Tic, tac, tic, tac... à quelques heures de la levée des restrictions, de nombreux professionnels trépignent d'impatience. Restaurants, bars, hôtels, cinémas, et théâtres vont pouvoir rouvrir après une longue période d'interruption de plus de six mois. Sur tout le territoire, les terrasses se préparent à accueillir leurs premiers clients après un long hiver marqué par des vagues épidémiques et des confinements à répétition.
La France a dépassé les 20 millions de doses de vaccins ce week-end, s'est réjoui le président de la République Emmanuel Macron. Après un important retard à l'allumage, la campagne de vaccination s'accélère dans les centres. Certains indicateurs sanitaires s'améliorent, notamment sur le nombre d'admissions en réanimation et de morts du Covid. Malgré ce regain d'optimisme, les entreprises et les clients vont devoir s'adapter à de nouvelles règles et des contrôles renforcés.
Une réouverture sous contrôle, une économie en sous-régime
La levée des mesures d'endiguement va se faire progressivement. Comme l'ont précisé le chef de l'Etat et le Premier ministre Jean Castex dans leurs différentes interventions, la stratégie de réouverture doit être guidée par trois principes : "progressivité, prudence et vigilance". Le couvre-feu est ainsi repoussé à 21 heures au lieu de 19 heures. Les commerces, terrasses, musées, salles de cinémas et théâtres vont pouvoir rouvrir avec des jauges limitées. A partir du 9 juin, le couvre-feu sera encore décalé à 23 heures et les conditions du télétravail seront assouplies. Enfin, le couvre-feu est censé prendre fin le 30 juin prochain.
En attendant, l'exécutif se laisse la possibilité d'activer des "freins" si de nouvelles flambées apparaissent. Compte tenu de l'ensemble de ces mesures, l'économie devrait encore fonctionner en sous-régime pendant plusieurs semaines. Si certains économistes tablent sur une reprise rapide de la croissance comme au troisième trimestre 2020, d'autres misent sur la prudence. De nombreux risques et aléas sanitaires planent encore au dessus de l'économie et le retour entier de la confiance chez les entreprises et les consommateurs n'est pas pour demain.

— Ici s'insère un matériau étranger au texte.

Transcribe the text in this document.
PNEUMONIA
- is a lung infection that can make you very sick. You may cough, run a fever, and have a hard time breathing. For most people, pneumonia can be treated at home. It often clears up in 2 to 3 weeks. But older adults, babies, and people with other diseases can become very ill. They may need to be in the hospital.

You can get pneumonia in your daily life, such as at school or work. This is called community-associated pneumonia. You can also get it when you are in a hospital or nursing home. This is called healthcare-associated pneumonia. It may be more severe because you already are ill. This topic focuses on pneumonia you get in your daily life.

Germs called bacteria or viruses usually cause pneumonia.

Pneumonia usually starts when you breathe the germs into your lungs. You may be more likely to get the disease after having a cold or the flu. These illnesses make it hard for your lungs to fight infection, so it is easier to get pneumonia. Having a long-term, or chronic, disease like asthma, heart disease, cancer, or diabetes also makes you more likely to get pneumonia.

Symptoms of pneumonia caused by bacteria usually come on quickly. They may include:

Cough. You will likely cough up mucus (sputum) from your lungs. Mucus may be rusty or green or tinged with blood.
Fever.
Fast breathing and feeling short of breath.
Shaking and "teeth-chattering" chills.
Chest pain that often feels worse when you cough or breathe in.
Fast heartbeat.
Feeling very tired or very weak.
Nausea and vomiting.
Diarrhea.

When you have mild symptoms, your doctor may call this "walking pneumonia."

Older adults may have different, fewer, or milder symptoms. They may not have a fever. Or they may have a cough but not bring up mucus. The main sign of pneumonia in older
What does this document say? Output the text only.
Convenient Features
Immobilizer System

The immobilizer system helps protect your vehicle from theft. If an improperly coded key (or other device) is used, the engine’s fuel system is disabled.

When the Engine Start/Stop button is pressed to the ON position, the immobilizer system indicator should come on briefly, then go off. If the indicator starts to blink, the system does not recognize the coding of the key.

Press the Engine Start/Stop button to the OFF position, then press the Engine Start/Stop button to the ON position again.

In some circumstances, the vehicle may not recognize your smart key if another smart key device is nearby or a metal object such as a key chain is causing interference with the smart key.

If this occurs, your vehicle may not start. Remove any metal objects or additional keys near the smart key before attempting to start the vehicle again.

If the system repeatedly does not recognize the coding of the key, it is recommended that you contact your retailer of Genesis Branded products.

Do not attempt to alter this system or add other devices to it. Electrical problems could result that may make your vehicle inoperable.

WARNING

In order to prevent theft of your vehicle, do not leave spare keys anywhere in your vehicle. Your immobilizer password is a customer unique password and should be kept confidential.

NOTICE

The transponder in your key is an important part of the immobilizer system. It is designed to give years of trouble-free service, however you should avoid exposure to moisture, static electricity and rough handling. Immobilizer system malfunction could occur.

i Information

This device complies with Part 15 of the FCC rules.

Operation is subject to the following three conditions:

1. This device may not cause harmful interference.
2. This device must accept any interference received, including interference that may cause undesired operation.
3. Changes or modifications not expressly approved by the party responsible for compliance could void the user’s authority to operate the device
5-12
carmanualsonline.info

Au Royaume-Uni, les craintes sur le variant indien notamment se multiplient alors que l'euphorie semblait gagner une bonne partie de la population après quelques jours d'ouverture. Beaucoup de secteurs risquent de se remettre péniblement de cette longue période, notamment dans le tourisme international très dépendant des conditions de circulation, ou encore l'événementiel, au coeur de la tourmente depuis le début du premier confinement.
Des tensions sur les approvisionnements et la main-d'œuvre disponible
La réouverture de l'économie tricolore pourrait entraîner une hausse des frictions entre l'offre et la demande. En effet, le rebond de l'économie aux Etats-Unis, porté par une amélioration de la situation sanitaire et les plans de relance gigantesques annoncés par Joe Biden, a provoqué de fortes tensions sur les chaînes d'approvisionnement dans le monde et une hausse des prix sur certains produits ou marchés. C'est par exemple le cas des véhicules d'occasion. Confrontés à une pénurie de composants, l'industrie automobile américaine a des difficultés pour répondre aux ventes de véhicules neufs. En France, l'industrie automobile est également sous pression depuis plusieurs mois face aux difficultés à se fournir en semi-conducteurs. A ce stade de la réouverture, la multiplication de ces tensions n'a rien d'étonnant après plus d'un an et demi de pandémie mondiale et une mise sous cloche de l'économie.
"Dans la crise présente, les goulots d'étranglement sont plus serrés que d'ordinaire. La pénurie de certains matériaux limite l'offre, notamment dans l'industrie, surtout la branche automobile. Cela explique largement la faiblesse de l'activité en zone euro au premier trimestre 2021", explique l'économiste en chef Bruno Cavalier de Oddo Securities dans une récente note.
L'autre risque, qui pourrait venir freiner la reprise, est le manque de main-d'œuvre disponible. En effet, plusieurs secteurs comme la restauration ont dû se séparer de leurs salariés ou ont dû faire face au départ d'une partie de leurs équipes après de grandes périodes de chômage partiel. Les difficultés pour recruter se multiplient pour beaucoup de responsables d'établissements. "La réouverture de l'économie peut créer des goulets avec des difficultés de recrutement. En période de reprise de l'activité, il est possible que beaucoup d'entreprises aient dû mal à recruter", a rappelé l'économiste de la Banque de France Olivier Garnier lors d'un récent point presse.